We would talk about what George was going to achieve, what he was going to write. Then, of course, we would wonder—was George supposed to die then? Was it fate? Why? I mean, the unanswerable question. But the world would have been a very different place, because, as we know, art affects life in ways that change the course of history.

Even with his death, the ripple effects of his works still changed the course of music. Really, it wasn’t until the 1940s that his concert works were legitimately accepted into concert halls, and even in the ‘50s and ‘60s there was snobbism about Gershwin—that it was low-brow, pops concert stuff and such. It is only fairly recently that his work has been integrated.

So, in some ways he didn’t come into his own as far as a broader acceptance until the 1940s—that is, acceptance of the whole of his music. I’m not talking about the songs and the cultural effect, but just the acceptance of his work on levels that did not happen in his own life.

BG: Do you have any thoughts on the future prospects for popular music in the US and around the world?

MF: Well, one of the things that fascinates and sometimes depresses me is the lack of variety and musicality in so much popular song today. Thousands and thousands of songs, and this is not an exaggeration, thousands and thousands of popular songs all use the same four or five chords. The sameness of music today, I think, reflects our society.

The lack of creative imagination in our world today, and, of course, in our country it’s because of the lack of arts education. It’s been decimated and replaced by technology and a military machine—educating young people in other things that deprive their souls and their hearts of music and culture that are essential for the growth of a human being.

Music always reflects the times, and I dream of an experience one day of people moving back to a broader artistic expression in music. And I think that might only come with some sort of apocalypse in our world. I don’t want that to happen, of course, but it feels like we are all being moved closer and closer to some apocalyptic event that seems almost like it’s inevitable, in that if we don’t change our ways, something like that might happen.

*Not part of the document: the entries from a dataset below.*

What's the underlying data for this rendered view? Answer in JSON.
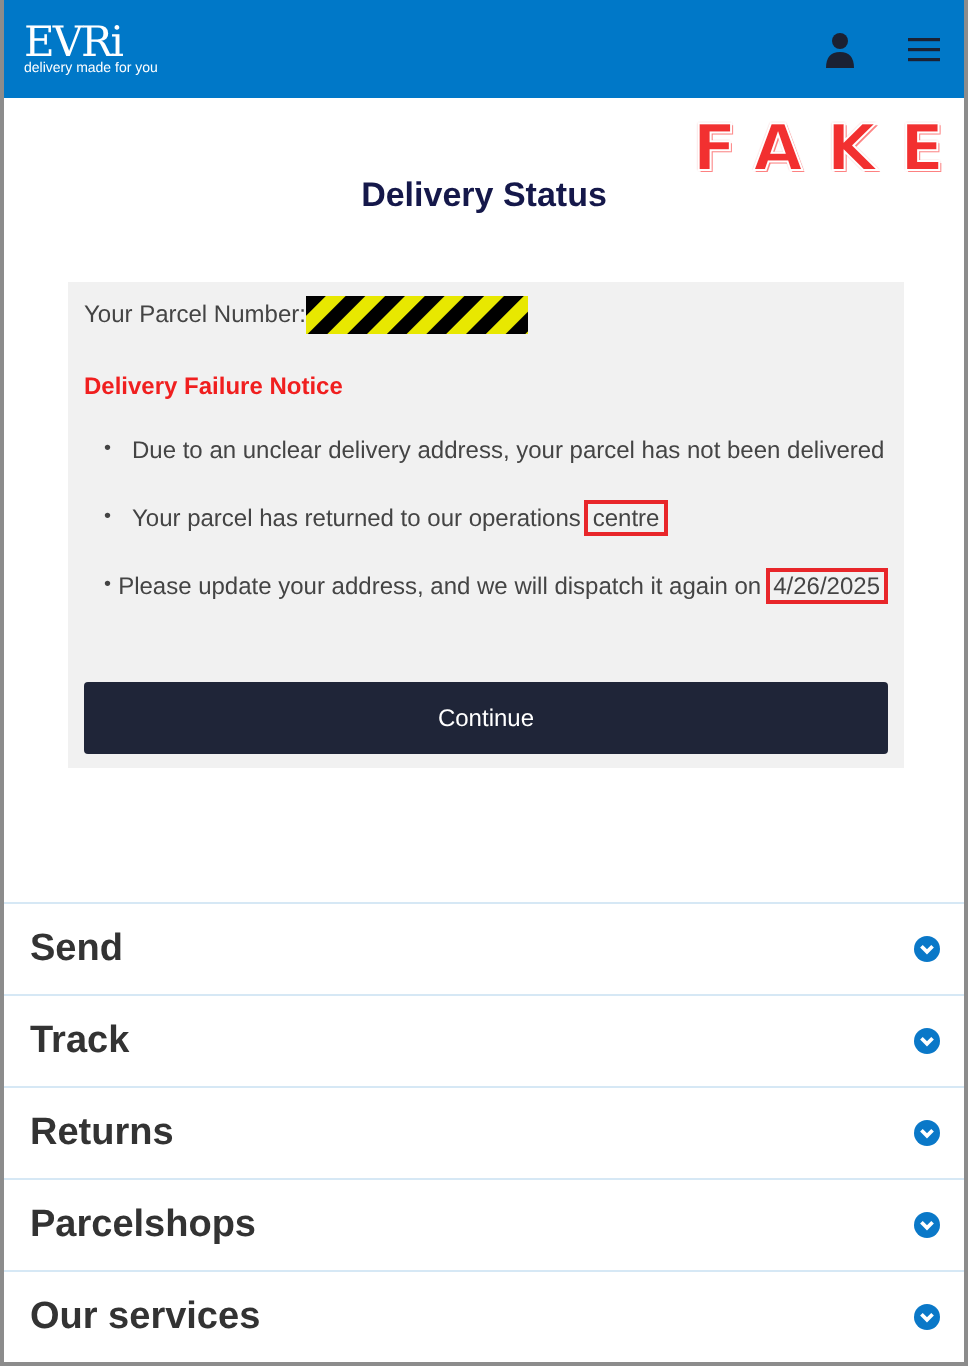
{
  "header": {
    "logo": "EVRi",
    "tagline": "delivery made for you"
  },
  "stamp": "FAKE",
  "title": "Delivery Status",
  "card": {
    "parcel_label": "Your Parcel Number:",
    "notice": "Delivery Failure Notice",
    "bullets": [
      {
        "marker": "•",
        "text": "Due to an unclear delivery address, your parcel has not been delivered"
      },
      {
        "marker": "•",
        "text": "Your parcel has returned to our operations",
        "boxed": "centre"
      },
      {
        "marker": "•",
        "text": "Please update your address, and we will dispatch it again on",
        "boxed": "4/26/2025"
      }
    ],
    "button": "Continue"
  },
  "menu": [
    {
      "label": "Send"
    },
    {
      "label": "Track"
    },
    {
      "label": "Returns"
    },
    {
      "label": "Parcelshops"
    },
    {
      "label": "Our services"
    }
  ]
}
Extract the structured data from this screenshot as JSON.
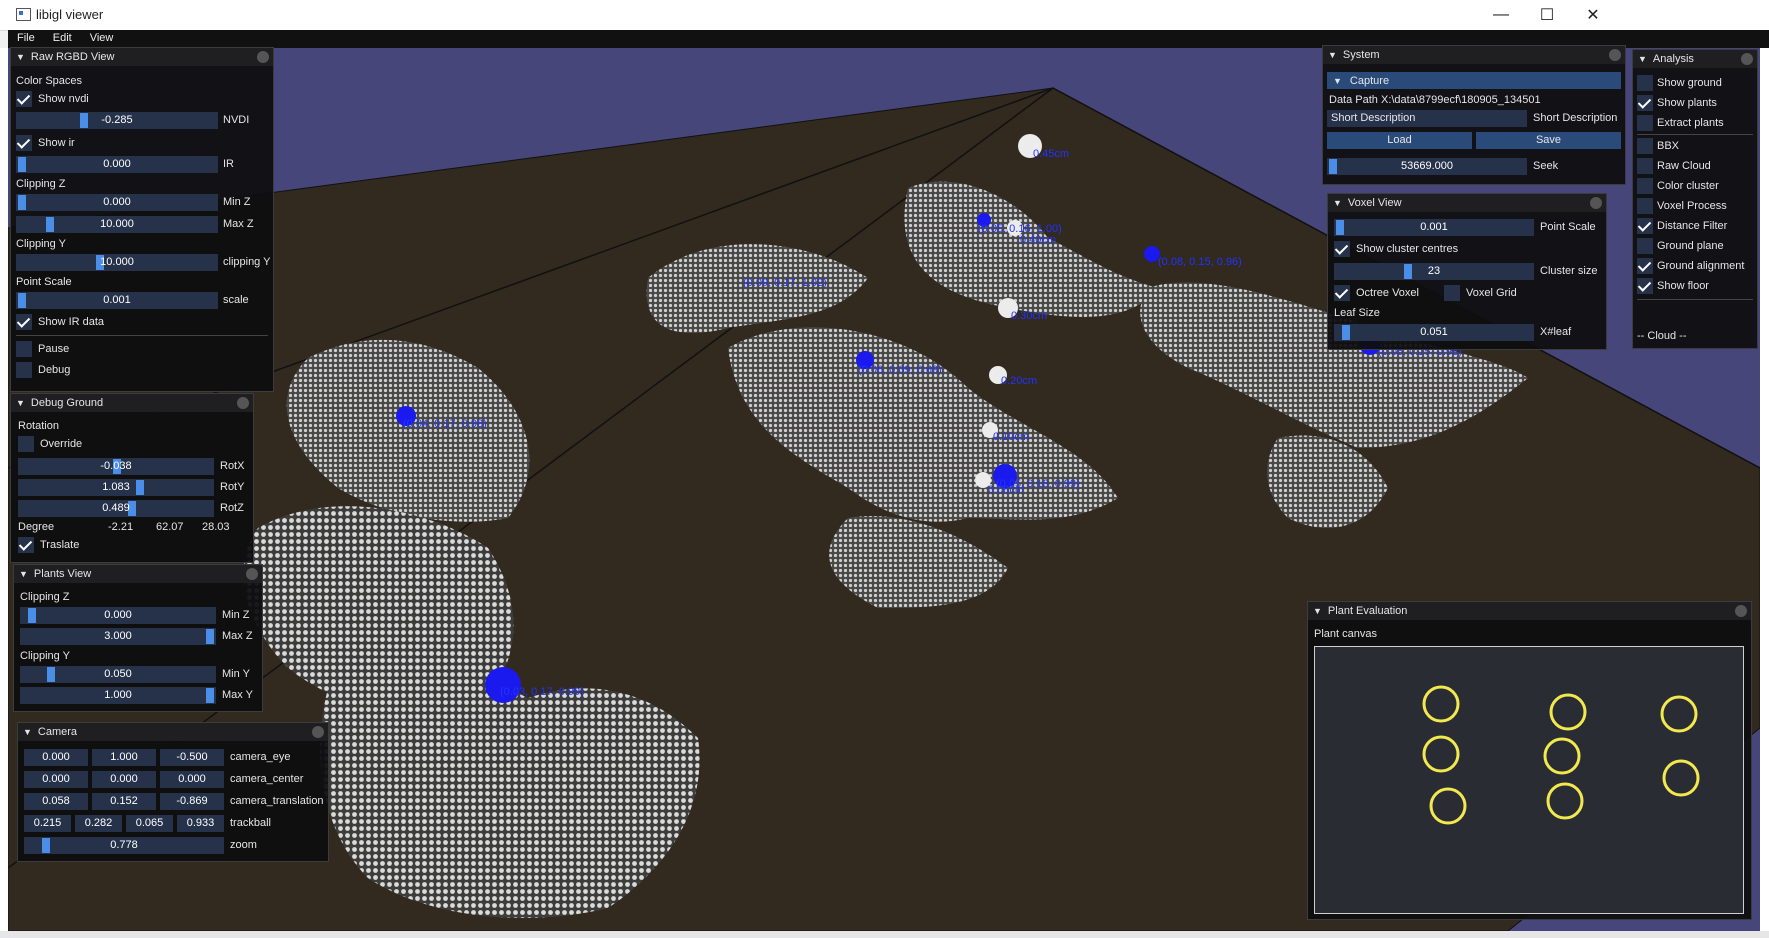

I think that new voices are so important, now more than ever. Having said that, there are talented people that I listen to that are writing in the Broadway community. There are talented people out there, but they’re in such a minority in regards to popular music, which is what you asked about, that they aren’t being given the opportunity to be heard. And that, combined with technology fragmenting society so much, everything is segmented in a way that there isn’t one broad forum in which we experience music as we used to.

It is that separation that also makes it more difficult for a communal experience musically to happen, unless it’s someone like Adele who comes along and reaches a lot of people, still not in the way music would reach everybody in the 1940s, but she’s reaching a lot of people. I listen to this woman who has a mighty voice and listen to the bland and pathetic chord structures of these songs and it’s just shocking to me that people actually think this is good music, because it’s so bereft of character to me. Yet there are literally millions and millions of people who would say that I’m an idiot for saying that. That’s the way it is.

BG: Well, people are hungry. There’s an impasse in society, there’s an impasse in politics, there’s an impasse in the arts. People are looking for a new way.

MF: Yes, that’s a good way of putting it. More succinct and eloquent than I could have done.